Sendbo-o-te

/ 2018
献灯使 / 2014

Reue und der Alltag im Alter

Jeden Tag kümmert sich Yoshiro in einem längst nicht mehr allzu dicht besiedelten Tokio liebevoll um sein Urenkelkind Mumei. Jeden Tag geht er mit einem gemieteten Hund joggen. Yoshiro ist über einhundert Jahre alt. Der Bäcker, bei dem Yoshiro Brot holt – »verkohlt in der Farbe von Mitternacht, und schwer wie Granit« – ist »gerade einmal« in seinen späten Siebzigern; in Tawada’s Japan der Zukunft gilt man erst in seinen Neunzigern als »älterer Mensch mittleren Alters«. Das Land ist ökologisch verwüstet, und während die älteren Generationen scheinbar für immer leben, werden die Neugeborenen mit jedem Jahr schwächer.
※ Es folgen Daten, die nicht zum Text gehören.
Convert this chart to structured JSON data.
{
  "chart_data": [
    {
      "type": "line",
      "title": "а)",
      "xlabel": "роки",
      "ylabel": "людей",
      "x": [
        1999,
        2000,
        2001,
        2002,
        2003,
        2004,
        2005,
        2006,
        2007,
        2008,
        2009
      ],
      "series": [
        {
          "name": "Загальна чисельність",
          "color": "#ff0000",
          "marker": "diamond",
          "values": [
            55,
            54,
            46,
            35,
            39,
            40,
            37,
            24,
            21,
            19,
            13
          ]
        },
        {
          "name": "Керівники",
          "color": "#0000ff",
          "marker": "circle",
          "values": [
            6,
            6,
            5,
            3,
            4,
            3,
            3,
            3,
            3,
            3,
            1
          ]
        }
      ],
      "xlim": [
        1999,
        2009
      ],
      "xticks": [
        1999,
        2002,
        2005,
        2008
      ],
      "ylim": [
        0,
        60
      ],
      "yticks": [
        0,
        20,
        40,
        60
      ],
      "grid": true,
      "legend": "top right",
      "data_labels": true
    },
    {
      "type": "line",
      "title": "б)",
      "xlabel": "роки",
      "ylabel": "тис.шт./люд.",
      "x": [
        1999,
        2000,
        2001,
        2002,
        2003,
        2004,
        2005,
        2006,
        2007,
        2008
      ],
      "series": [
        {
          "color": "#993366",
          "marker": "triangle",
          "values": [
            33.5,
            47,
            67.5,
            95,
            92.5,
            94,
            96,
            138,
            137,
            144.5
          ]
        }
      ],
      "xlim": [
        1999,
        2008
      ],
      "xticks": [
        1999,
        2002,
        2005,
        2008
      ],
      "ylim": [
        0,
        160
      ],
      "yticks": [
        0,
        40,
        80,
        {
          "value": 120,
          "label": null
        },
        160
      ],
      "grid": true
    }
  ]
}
Das Setting bleibt manchmal vage, aber es scheint klar zu sein, dass verschiedene Formen von Schadstoffbelastung in Wasser, Erde, und Luft der Menschheit nachhaltig zusetzen. mehr

Die Novelle ist in mancherlei Hinsicht keine direkte Allegorie für den Klimawandel – das Bröckeln der Resilienz gegenüber Extremwetterereignissen, Schadstoffen, und allerlei anderen ökologischen Problemen, die unsere Gesellschaft in all ihren System und Subsystem immer stärker erfahren wird, je weiter die globale Temperatur sich erhöht, wird auch vor den älteren Generationen nicht halt machen. Im Gegenteil: Die Hitzewelle in Europa im Sommer 2003, durch die europaweit mehr als siebzigtausend Menschen verstarben, traf zum Beispiel in Paris – nicht nur aus biologisch-gesundheitlichen, sondern vor allem auch aus infrastrukturell-sozialen Gründen – insbesondere ältere Menschen. Die Erzählsituation, die Tawada erschafft, ermöglicht es ihr aber, eine mögliche Perspektive unserer gegenwärtigen älteren Generation einzunehmen, wenn diese noch in vierzig, fünfzig, achtzig Jahren auf die Welt blicken könnte: Yoshiro ist quasi ein Baby-Boomer, der dazu verdammt ist, bis zum Ende der Welt weiterzuleben, während seine Kinder, Enkel und Urenkel in einer immer schlechteren Welt aufwachsen. Dass diese Perspektive von der seit langem in Deutschland lebenden und arbeitenden Japanerin Tawada produziert wurde, ist da vielleicht nicht ganz Zufall: Abgesehen vom Stadtstaat Monako ist die Bevölkerung keines Nationalstaats im Durchschnitt so alt wie die von Japan und Deutschland.

 

Warum Lesen?

Der Text von Tawada ist über potenzielle Klimabotschaften hinaus ein mühelos vielschichtiger Text, in dem es insbesondere auch um Literatur, Sprache, und kulturelle Isolation geht. Das zukünftige Japan von Sendbo-o-te hat sich vom Rest der Welt abgekapselt, das Benutzen von Lehnwörtern ist enorm verpöhnt oder gar illegal. Der bereits erwähnte Bäcker benennt jede Brotsorte nach einer anderen deutschen Stadt, indem er chinesische Schriftzeichen (also Kanji) nutzt, deren Aussprache den jeweiligen deutschen Städtenahmen ähnelt. Yoshiro selbst ist ein Schriftsteller, der seinen einzigen historischen Roman aufgegeben hat, weil er in einer derartig xenophoben Zukunft unveröffentlichbar ist: »Ortsnamen verbreiteten sich wie Blutgefäße durch den Roman aus, teilten sich in immer kleinere Äste auf und schlugen dann Wurzeln, bis es unmöglich war, sie aus dem Text zu entfernen.« Obwohl die Novelle überaus schnell zu lesen ist, gelingt es Tawada, eine hoch selbstreflexive Zukunftsvision zu entwerfen, in der es auch um den Stellenwert der Literatur in der Zukunft geht.